Technical. Building a comment system is a lot of work, which should seem self-evident. Lots of web coding in the front, lots of databasery in the back—the worst kind of mullet. And of course there are security considerations, because then I’d have to maintain a database of users and passwords, which would make this site a much riper target for attack. There are open source systems for commenting, but there would still be a really large coding effort to get them integrated, and the database problem doesn’t go away. And, finally, there are third-party vendors who offer commenting systems I could integrate. But, again, that’s work, and in this case there’s a new, worse problem—now they maintain the database of users, and the commenters’ personal data becomes their commodity to buy and sell. That cuts straight across the indie web ethic I’m trying to live here.

Practical. Commenting systems on the public internet require constant vigilance to monitor and moderate, even for a modest, unknown site like mine, and the only person at this corporation to do that is me. I already am out of hours (and focus) in my days, and I can’t spare the time (or the interruptions). If I’m lucky, the biggest problem ny public commenting system will face is spam. More likely, here in the early post-Enlightment era, I’ll get vicious, unbridled hate, directed at me or some other commenter. Say this for Facebook: they gave you a lot of control over preemptively blocking the kind of people who see a picture of your kid as an excuse to pick a political fight. No such tools exist out here beyond Zuck’s walls.

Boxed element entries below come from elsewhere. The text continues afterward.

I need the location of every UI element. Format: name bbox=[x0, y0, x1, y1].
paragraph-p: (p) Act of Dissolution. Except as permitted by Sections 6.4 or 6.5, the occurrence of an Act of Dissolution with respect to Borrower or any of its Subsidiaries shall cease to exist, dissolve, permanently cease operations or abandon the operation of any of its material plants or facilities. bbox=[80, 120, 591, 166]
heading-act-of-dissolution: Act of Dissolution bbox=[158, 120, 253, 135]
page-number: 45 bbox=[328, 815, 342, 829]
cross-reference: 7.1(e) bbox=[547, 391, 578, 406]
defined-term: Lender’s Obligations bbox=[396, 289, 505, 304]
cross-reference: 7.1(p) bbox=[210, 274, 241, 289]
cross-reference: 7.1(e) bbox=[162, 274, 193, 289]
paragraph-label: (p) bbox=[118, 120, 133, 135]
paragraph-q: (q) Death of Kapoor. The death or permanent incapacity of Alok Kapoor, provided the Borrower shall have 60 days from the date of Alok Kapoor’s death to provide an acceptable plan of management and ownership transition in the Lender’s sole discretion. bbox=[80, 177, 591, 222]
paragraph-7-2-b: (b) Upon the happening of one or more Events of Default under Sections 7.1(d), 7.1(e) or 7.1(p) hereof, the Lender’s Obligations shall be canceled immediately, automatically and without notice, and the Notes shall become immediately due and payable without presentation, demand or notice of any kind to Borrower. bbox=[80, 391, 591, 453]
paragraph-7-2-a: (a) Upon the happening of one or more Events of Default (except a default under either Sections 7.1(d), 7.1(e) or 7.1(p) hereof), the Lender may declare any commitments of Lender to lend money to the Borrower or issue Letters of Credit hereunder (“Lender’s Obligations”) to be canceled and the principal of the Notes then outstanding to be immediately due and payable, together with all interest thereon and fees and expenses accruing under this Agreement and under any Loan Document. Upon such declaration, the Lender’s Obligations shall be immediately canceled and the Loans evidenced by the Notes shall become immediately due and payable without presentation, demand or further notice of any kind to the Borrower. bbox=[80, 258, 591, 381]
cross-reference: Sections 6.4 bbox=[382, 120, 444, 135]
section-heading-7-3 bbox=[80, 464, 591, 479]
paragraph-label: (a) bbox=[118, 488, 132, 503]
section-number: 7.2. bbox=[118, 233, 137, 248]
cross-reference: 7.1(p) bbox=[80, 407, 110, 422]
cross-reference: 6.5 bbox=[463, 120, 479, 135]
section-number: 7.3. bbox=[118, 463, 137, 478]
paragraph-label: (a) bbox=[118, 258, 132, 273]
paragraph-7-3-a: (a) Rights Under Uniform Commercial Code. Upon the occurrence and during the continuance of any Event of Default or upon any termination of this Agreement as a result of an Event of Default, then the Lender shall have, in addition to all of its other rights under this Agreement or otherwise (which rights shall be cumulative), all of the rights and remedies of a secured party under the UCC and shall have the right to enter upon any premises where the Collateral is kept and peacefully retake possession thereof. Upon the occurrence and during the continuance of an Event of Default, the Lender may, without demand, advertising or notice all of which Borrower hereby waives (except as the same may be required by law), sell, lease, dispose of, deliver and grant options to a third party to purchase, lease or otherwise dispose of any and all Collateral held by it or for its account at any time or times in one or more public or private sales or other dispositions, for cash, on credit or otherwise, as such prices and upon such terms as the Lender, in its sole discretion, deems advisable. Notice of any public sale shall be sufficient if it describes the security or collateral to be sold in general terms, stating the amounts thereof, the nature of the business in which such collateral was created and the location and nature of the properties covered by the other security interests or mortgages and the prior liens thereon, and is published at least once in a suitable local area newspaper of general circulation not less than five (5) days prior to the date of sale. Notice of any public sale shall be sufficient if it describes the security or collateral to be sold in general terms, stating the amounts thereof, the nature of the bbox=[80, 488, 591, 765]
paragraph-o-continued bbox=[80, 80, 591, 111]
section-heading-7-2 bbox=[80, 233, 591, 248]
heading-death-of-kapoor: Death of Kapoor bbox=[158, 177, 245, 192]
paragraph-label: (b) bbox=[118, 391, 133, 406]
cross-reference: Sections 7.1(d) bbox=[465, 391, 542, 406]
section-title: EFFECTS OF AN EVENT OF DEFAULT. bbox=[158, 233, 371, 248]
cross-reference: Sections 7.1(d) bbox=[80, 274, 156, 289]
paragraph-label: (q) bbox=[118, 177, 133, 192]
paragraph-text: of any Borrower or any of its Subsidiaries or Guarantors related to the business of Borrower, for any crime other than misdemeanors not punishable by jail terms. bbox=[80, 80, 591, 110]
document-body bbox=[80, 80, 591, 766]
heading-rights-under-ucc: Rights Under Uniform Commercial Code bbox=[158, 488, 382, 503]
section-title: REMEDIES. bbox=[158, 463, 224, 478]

Ethical. Public commenting destroyed the social internet, is on the cusp of destroying democracy, and will soon destroy civilization itself. I’m not being hyperbolic here. Name one good thing that ever came out of unverified/anonymous comment sections, anywhere. While you’re thinking about that, I could list a hundred examples of death threats, bullying that led to suicides, sexual harassment, doxxing, stalking, too many disinformation campaigns to count, and, recently, a mob action that nearly overthrew the world’s oldest surviving (so far) democracy. While you could argue that maybe some of the technologies used to propagate those horrors weren’t technically “comment” systems, I’d argue the distinction is semantic at best. Where the public can perform anonymously online, they will, and it’s a bad movie with a terrible ending. Zero stars.

If you want to respond to something I write here, my inbox is always open. And I’ve gotten a ton of really thoughtful emails! I always reply! Feel free to engage. It’s low-commitment, like texting but with better spelling. And I promise I’ll never publish any of it, unless I ask first, like I did with Jay’s question above.

And as far as that goes, regarding the cool, smart, hilarious, informed, irreverent bunch of friends I’d cultivated over the years for discussions on my old Facebook page: it’s true. An incredible, one of a kind group. That’s the thing I miss most about not being there, no question. Unfortunately, the tools and the time simply don’t exist to create that kind of experience here. The solution, if it exists, is going to end up being something that looks nothing like what we’ve seen so far, radically different. I’m not that kind of seer, sadly.

The ingredients for good discussion are well understood, but assembling them is something like alchemy. You’re way more likely to get a bowl full of rocks than you are anything like gold.

(Note: the image up top is all over the place and I couldn’t find the original source for attribution. Gotta be old…Vine’s dead, and that Tumblr logo is about three iterations ago. If the owner sees this and wants credit, just let me know.)